I thought I'd share this info in case others have the same problem:
I have been signing Jar files for several years using Java 1.6, 1.7 and typically have used self-signed certs, installed to the Windows keystore and signing directly from that keystore using
jarsigner -storetype Windows-MY -tsa "<timestampservice>" Target .jar "keyalias"
However upgrading to Java 1.8 causes this to fail as well as attempting to sign directly from the exported pkcs12 (.pfx) keystore file as:
jarsigner -storetype pkcs12 -keystore MyPKCS12File.pfx Target.jar "keyalias"
(signing this way DID work properly in Java 1.7).

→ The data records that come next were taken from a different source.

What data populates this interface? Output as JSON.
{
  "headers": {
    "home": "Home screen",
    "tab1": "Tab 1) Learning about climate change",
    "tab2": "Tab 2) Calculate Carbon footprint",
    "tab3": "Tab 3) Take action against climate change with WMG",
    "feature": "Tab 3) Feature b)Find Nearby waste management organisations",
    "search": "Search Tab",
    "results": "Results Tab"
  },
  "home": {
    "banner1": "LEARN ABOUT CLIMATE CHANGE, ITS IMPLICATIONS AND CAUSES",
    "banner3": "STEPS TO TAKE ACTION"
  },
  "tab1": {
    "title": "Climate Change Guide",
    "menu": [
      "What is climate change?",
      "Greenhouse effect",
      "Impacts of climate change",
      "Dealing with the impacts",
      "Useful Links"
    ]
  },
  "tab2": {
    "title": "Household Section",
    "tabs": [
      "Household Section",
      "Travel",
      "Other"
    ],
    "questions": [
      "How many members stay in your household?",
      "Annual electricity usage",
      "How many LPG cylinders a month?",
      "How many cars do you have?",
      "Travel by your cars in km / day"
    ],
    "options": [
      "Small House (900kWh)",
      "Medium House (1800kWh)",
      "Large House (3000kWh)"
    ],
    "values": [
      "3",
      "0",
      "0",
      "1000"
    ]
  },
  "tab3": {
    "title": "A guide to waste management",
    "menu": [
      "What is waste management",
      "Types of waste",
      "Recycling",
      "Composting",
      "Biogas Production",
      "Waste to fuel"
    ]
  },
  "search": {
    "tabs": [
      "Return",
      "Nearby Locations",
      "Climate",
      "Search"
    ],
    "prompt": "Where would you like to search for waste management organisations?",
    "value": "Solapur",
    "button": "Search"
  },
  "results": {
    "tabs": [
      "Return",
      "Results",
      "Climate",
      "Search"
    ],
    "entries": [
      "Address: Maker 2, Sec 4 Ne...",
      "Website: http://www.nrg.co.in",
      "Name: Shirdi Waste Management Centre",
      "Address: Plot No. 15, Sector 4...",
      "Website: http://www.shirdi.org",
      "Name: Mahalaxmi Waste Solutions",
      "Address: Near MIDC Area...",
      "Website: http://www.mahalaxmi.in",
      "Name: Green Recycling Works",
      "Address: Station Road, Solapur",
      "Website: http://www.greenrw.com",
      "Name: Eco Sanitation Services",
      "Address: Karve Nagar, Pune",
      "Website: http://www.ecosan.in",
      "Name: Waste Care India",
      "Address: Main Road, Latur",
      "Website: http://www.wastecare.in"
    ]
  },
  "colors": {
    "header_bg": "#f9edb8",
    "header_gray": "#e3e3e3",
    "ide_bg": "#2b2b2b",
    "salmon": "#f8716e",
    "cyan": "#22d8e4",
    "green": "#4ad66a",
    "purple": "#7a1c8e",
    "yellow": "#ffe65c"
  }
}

A workaround is to import the public/private key from the pfx file into a Java keystore (say MySigKeyStore for example below) like so:
keytool -v -importkeystore -srckeystore MyPKCS12File.pfx -srcstoretype PKCS12 -destkeystore MySigKeyStore -deststoretype JKS
After this is done (with possibly creating a new Java keytore file if not already found), the alias for accessing this key can be found by:
keytool -list -v -keystore MySigKeyStore
Now, jars can be signed from that Java store entry (with 2 pswd prompts, one for the keystore and one for the protected private key ...by default same as for the pfx/pkcs12 file)
jarsigner -keystore MySigKeyStore -tsa "timestampservice" Target.jar "keyalias"
jarsigner -verify -verbose Target.jar
now shows the Timestamping status in some detail (added in Java 1.8?)